Blockchain technology has been around since 2009 when the bitcoin network went live. Distributed ledger technology (DLT), of which blockchains are merely the best-known example, has since been put to a variety of uses in financial services, such as securities trading and processing, syndicated lending, insurance and payments. But its transformative potential has not yet been realized. This is because its applications are too tightly connected to its underlying technology, requiring internal and external participants within a DLT application to invest in the same technology, or risk encountering more silos and disparate platforms. Only businesses that can build, buy, or form a consortium for the DLT infrastructure will gain the benefits – the speed, accuracy, immutability and the consequent efficiency. Even then, these businesses create access barriers for others who are unable or unwilling to invest in blockchain.

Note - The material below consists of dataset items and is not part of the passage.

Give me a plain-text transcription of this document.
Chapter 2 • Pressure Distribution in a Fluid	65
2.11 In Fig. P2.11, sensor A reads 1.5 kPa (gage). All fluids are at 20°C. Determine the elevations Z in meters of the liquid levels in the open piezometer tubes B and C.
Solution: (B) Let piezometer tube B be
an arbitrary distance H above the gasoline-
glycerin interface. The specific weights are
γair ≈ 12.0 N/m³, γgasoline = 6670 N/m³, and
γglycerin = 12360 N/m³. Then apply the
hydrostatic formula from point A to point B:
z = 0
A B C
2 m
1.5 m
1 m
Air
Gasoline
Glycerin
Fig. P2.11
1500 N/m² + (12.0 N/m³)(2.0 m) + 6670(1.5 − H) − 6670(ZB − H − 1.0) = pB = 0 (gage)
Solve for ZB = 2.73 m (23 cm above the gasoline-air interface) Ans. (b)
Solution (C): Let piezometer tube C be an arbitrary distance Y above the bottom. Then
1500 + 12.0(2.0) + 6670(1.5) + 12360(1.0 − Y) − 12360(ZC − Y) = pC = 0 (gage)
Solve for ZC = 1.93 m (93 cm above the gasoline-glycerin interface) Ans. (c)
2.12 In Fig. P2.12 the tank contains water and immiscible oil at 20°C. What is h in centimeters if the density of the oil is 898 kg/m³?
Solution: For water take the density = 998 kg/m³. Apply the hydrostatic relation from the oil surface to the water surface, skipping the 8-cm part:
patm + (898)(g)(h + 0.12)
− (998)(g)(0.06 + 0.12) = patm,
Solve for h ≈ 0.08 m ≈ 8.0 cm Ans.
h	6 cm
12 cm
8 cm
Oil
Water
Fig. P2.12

But this obstacle is being overcome. New technology that separates the application layer from the underlying DLT infrastructure allows previously incompatible DLT networks across companies to exchange information seamlessly across ledger infrastructures. In other words, it creates a network-of-networks – potentially, a Global Economic Network. This will surely benefit the consumers of financial services, by way of better products and lower prices. But it will also challenge the business models of financial institutions, just as products made possible by the internet have shaken up the payments business.
This paper explains the coming Global Economic Network and the technology behind it. And it considers the strategic implications for segments within financial services, such as incumbent wholesale banks, which are likely to be profound. Parts of the wholesale banking value chain may need to be given up to more agile non-bank competitors. But, in this process of “opening up”, the successful wholesale banks will dramatically extend their customer reach in the parts of the value chain they maintain.